Once we determine there is an in-efficient single-threaded expression, various techniques can be used to make it multi-threaded. The most commonly used technique is to simplify the expression by creating new fields in the data model. For instance, in the above expression count(distinct OrderID), assuming OrderID is a unique key (aka perfect key in QlikView) in its table, we can create a new field called OrderIDCounter and always assign 1 to this field. The expression is therefore changed to sum(OrderIDCounter), which can easily be distributed to multiple processors. Unfortunately there’s no one-size-fits-all solution, each expression needs to be reviewed separately to determine the best way to improve it.

**Set Analysis vs. If function**

Set Analysis and If function are interchangeable in many cases.

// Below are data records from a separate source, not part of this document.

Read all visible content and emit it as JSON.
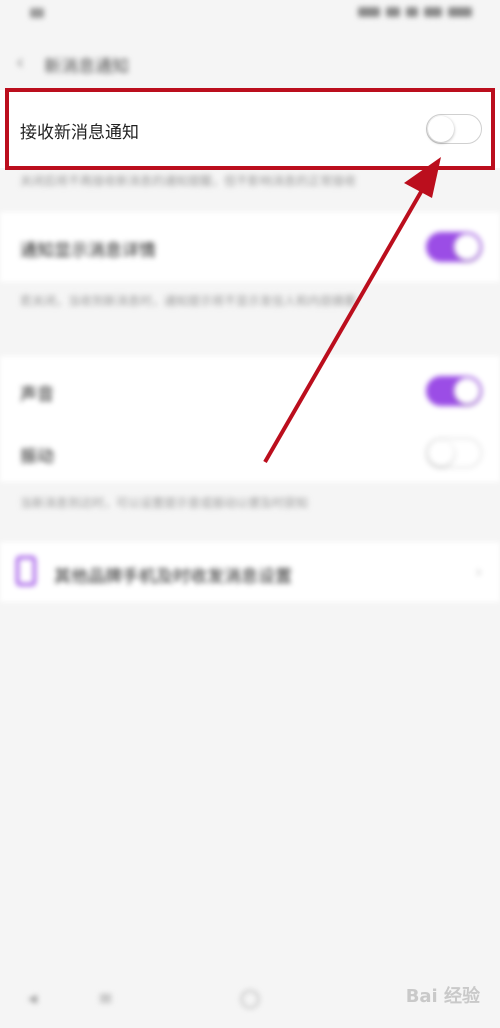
{
  "header": {
    "title": "新消息通知",
    "back_icon": "chevron-left-icon"
  },
  "settings": {
    "receive_new_messages": {
      "label": "接收新消息通知",
      "enabled": false,
      "hint": "关闭后将不再接收新消息的通知提醒，但不影响消息的正常接收"
    },
    "show_details": {
      "label": "通知显示消息详情",
      "enabled": true,
      "hint": "若关闭，当收到新消息时，通知提示将不显示发信人和内容摘要"
    },
    "sound": {
      "label": "声音",
      "enabled": true
    },
    "vibrate": {
      "label": "振动",
      "enabled": false,
      "hint": "当新消息到达时，可以设置提示音或振动以便及时获知"
    },
    "other_brand": {
      "label": "其他品牌手机及时收发消息设置",
      "icon": "phone-icon"
    }
  },
  "watermark": "Bai 经验",
  "colors": {
    "accent": "#9b4de6",
    "highlight": "#bb0e1d"
  }
}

Many people often wonder which one is faster. Well, in most cases Set Analysis is more efficient because it takes advantage of pre-built in-memory indexes while an if function in an expression that often causes a full table scan. For example, to calculate the sales in a shoe department, you can either use sum({<Department={“Shoe”}>} Sales) or sum(if(Department=’Shoe’, Sales)). The first expression uses indexes to go right to the portion of the table that contain Shoe while the second expression does a full table scan and examines each record to determine if it belongs to Shoe.

You probably wonder why I said “in most cases” instead of “always” when I declare Set Analysis is more efficient. It is true that sometimes an If function can be just as or even faster than Set Analysis. This is because when a large portion of the table meets the criteria, the time spent on checking indexes could out-weigh the saving in latter calculations. Using sum({<Department={“Shoe”}>} Sales) and sum(if(Department=’Shoe’, Sales)) as an examples again, if more than 20% of the records in Sales table belong to Shoe, then the if function might have an advantage because it takes time for the Set Analysis expression to use indexes to figure out what records of the fact table contains Shoe data.

**Avoid many-to-many key links**

QlikView pre-calculates all of the links among tables so that it is fast when tables are joined to calculate an expression. However, this is truer if every link key is a perfect key in one of the tables it connects. For instance, in the data model below, ShipperKey links Shipper and SalesFacts tables and the closer ShipperKey is to a perfect key in table Shipper, the faster the join can be calculated. When ShipperKey is a perfect key in Shipper, each record in Shipper is linked to multiple records in SalesFacts, making the link to be one-to-many, which is ideal for QlikView.

If the key field linking two tables is not a perfect key, then each record in either table is linked to multiple records in the other table (many-to-many), this is very in-efficient in QlikView.